Y quienes lo pasan mal por cumplir los mandamientos y por la maldad de otros, además de recibir las bendiciones de Dios en esta vida, terminarán pasándolo “divino” con la máxima bendición: la resurrección y la felicidad eterna.
Hebreos 7, 23-28
Hermanos: En la antigua Alianza los sacerdotes tuvieron que ser muchos, porque la muerte les impedía permanecer; pero Jesús, como permanece para siempre, posee un sacerdocio inmutable. De ahí que Él puede salvar en forma definitiva a los que se acercan a Dios por su intermedio, ya que vive eternamente para interceder por ellos. Él es el Sumo Sacerdote que necesitábamos: santo, inocente, sin mancha, separado de los pecadores y elevado por encima del cielo. Él no tiene necesidad, como los otros sumos sacerdotes, de ofrecer sacrificios cada día, primero por sus pecados, y después por los del pueblo. Esto lo hizo de una vez para siempre, ofreciéndose a sí mismo.
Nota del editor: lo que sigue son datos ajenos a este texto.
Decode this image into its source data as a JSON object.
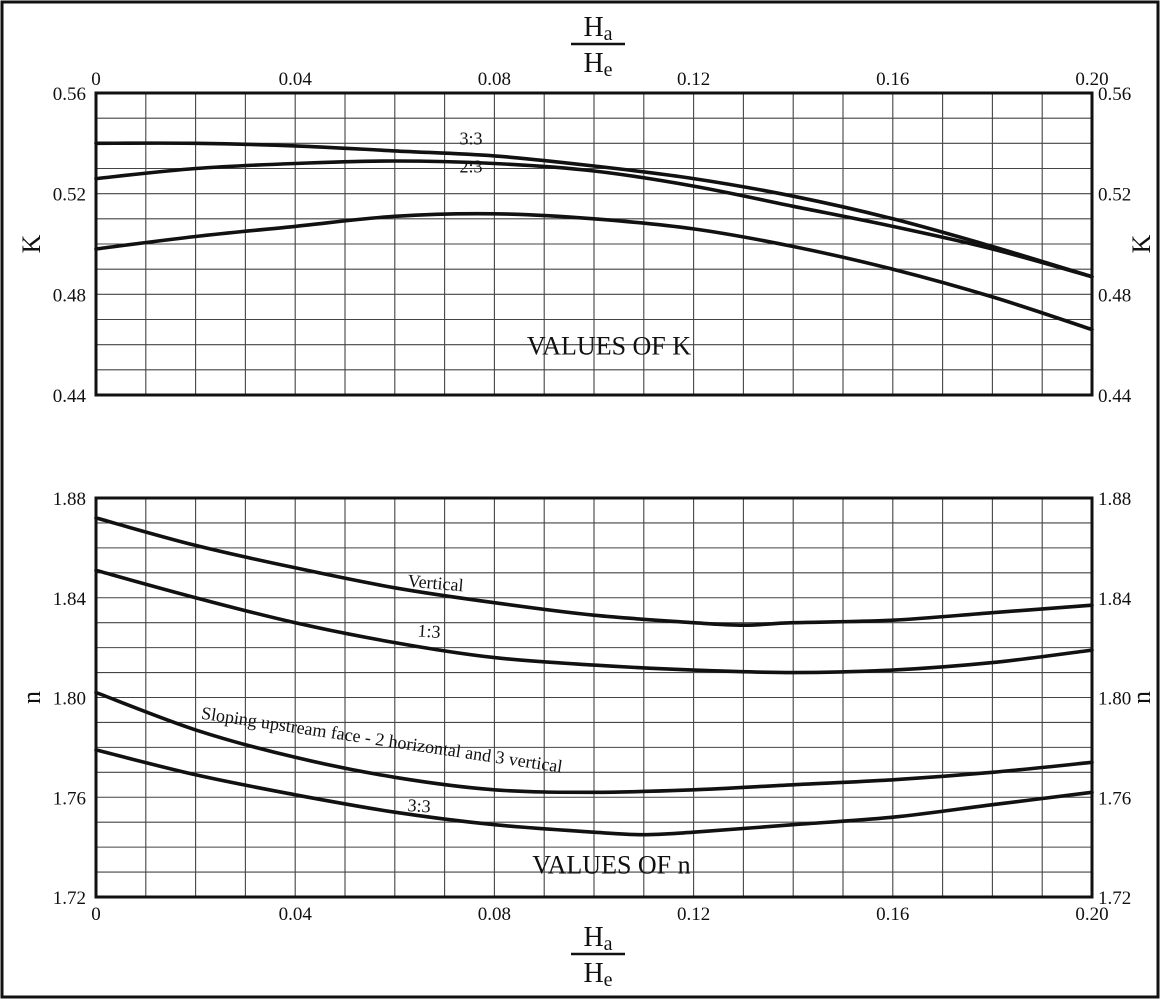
{
  "chart_data": [
    {
      "type": "line",
      "title": "VALUES OF K",
      "xlabel": {
        "num_main": "H",
        "num_sub": "a",
        "den_main": "H",
        "den_sub": "e"
      },
      "ylabel": "K",
      "xlim": [
        0,
        0.2
      ],
      "ylim": [
        0.44,
        0.56
      ],
      "x_ticks": [
        0,
        0.04,
        0.08,
        0.12,
        0.16,
        0.2
      ],
      "x_tick_labels": [
        "0",
        "0.04",
        "0.08",
        "0.12",
        "0.16",
        "0.20"
      ],
      "y_ticks": [
        0.44,
        0.48,
        0.52,
        0.56
      ],
      "y_tick_labels": [
        "0.44",
        "0.48",
        "0.52",
        "0.56"
      ],
      "grid": true,
      "x_minor_step": 0.01,
      "y_minor_step": 0.01,
      "x_axis_position": "top",
      "y_axis_labels_both_sides": true,
      "series": [
        {
          "name": "3:3",
          "x": [
            0,
            0.02,
            0.04,
            0.06,
            0.08,
            0.1,
            0.12,
            0.14,
            0.16,
            0.18,
            0.2
          ],
          "y": [
            0.54,
            0.54,
            0.539,
            0.537,
            0.535,
            0.531,
            0.526,
            0.519,
            0.51,
            0.499,
            0.487
          ]
        },
        {
          "name": "2:3",
          "x": [
            0,
            0.02,
            0.04,
            0.06,
            0.08,
            0.1,
            0.12,
            0.14,
            0.16,
            0.18,
            0.2
          ],
          "y": [
            0.526,
            0.53,
            0.532,
            0.533,
            0.532,
            0.529,
            0.523,
            0.515,
            0.507,
            0.498,
            0.487
          ]
        },
        {
          "name": "",
          "x": [
            0,
            0.02,
            0.04,
            0.06,
            0.08,
            0.1,
            0.12,
            0.14,
            0.16,
            0.18,
            0.2
          ],
          "y": [
            0.498,
            0.503,
            0.507,
            0.511,
            0.512,
            0.51,
            0.506,
            0.499,
            0.49,
            0.479,
            0.466
          ]
        }
      ]
    },
    {
      "type": "line",
      "title": "VALUES OF n",
      "xlabel": {
        "num_main": "H",
        "num_sub": "a",
        "den_main": "H",
        "den_sub": "e"
      },
      "ylabel": "n",
      "xlim": [
        0,
        0.2
      ],
      "ylim": [
        1.72,
        1.88
      ],
      "x_ticks": [
        0,
        0.04,
        0.08,
        0.12,
        0.16,
        0.2
      ],
      "x_tick_labels": [
        "0",
        "0.04",
        "0.08",
        "0.12",
        "0.16",
        "0.20"
      ],
      "y_ticks": [
        1.72,
        1.76,
        1.8,
        1.84,
        1.88
      ],
      "y_tick_labels": [
        "1.72",
        "1.76",
        "1.80",
        "1.84",
        "1.88"
      ],
      "grid": true,
      "x_minor_step": 0.01,
      "y_minor_step": 0.01,
      "x_axis_position": "bottom",
      "y_axis_labels_both_sides": true,
      "series": [
        {
          "name": "Vertical",
          "x": [
            0,
            0.02,
            0.04,
            0.06,
            0.08,
            0.1,
            0.12,
            0.13,
            0.14,
            0.16,
            0.18,
            0.2
          ],
          "y": [
            1.872,
            1.861,
            1.852,
            1.844,
            1.838,
            1.833,
            1.83,
            1.829,
            1.83,
            1.831,
            1.834,
            1.837
          ]
        },
        {
          "name": "1:3",
          "x": [
            0,
            0.02,
            0.04,
            0.06,
            0.08,
            0.1,
            0.12,
            0.14,
            0.16,
            0.18,
            0.2
          ],
          "y": [
            1.851,
            1.84,
            1.83,
            1.822,
            1.816,
            1.813,
            1.811,
            1.81,
            1.811,
            1.814,
            1.819
          ]
        },
        {
          "name": "Sloping upstream face - 2 horizontal and 3 vertical",
          "x": [
            0,
            0.02,
            0.04,
            0.06,
            0.08,
            0.1,
            0.12,
            0.14,
            0.16,
            0.18,
            0.2
          ],
          "y": [
            1.802,
            1.787,
            1.776,
            1.768,
            1.763,
            1.762,
            1.763,
            1.765,
            1.767,
            1.77,
            1.774
          ]
        },
        {
          "name": "3:3",
          "x": [
            0,
            0.02,
            0.04,
            0.06,
            0.08,
            0.1,
            0.11,
            0.12,
            0.14,
            0.16,
            0.18,
            0.2
          ],
          "y": [
            1.779,
            1.769,
            1.761,
            1.754,
            1.749,
            1.746,
            1.745,
            1.746,
            1.749,
            1.752,
            1.757,
            1.762
          ]
        }
      ]
    }
  ]
}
La permanencia del sacerdocio del A. T. exigía la sucesión indefinida de los sacerdotes a causa de la muerte. Pero el sacerdocio de Cristo, muerto y resucitado, permanece para siempre. Los sacerdotes del pueblo judío eran pecadores y no podían salvar a los pecadores; pero Jesús, santo e inocente, “puede salvar definitivamente a los que se acercan a Dios por su medio”.
Los hombres somos incapaces de abrirnos el camino hacia Dios. Sólo Jesús, el Sumo Sacerdote de la Nueva Alianza, puede abrirnos al encuentro real y transformador con Dios. El rito, la oración, la celebración, el sacramento que no nos abra a este encuentro vivo con Dios, es inútil, engañoso y fatal.
La Eucaristía, sacramento de amor y de “reconciliación perfecta”, es el ejercicio permanente del sacerdocio de Cristo resucitado en unión con la Iglesia, pueblo sacerdotal, para la salvación de la humanidad. Y el cristiano comparte con Jesús, mediante el sacerdocio bautismal, su Sacerdocio Supremo al ofrecerse, voluntaria y conscientemente, en unión con él como ofrenda agradable al Padre. Sin esta condición, la Eucaristía se queda en rito sin vida, sin eficacia salvadora.Si ves que te queda mucho camino para llegar a esto, no te desalientes: comienza a caminar decidido y él te lo hará posible.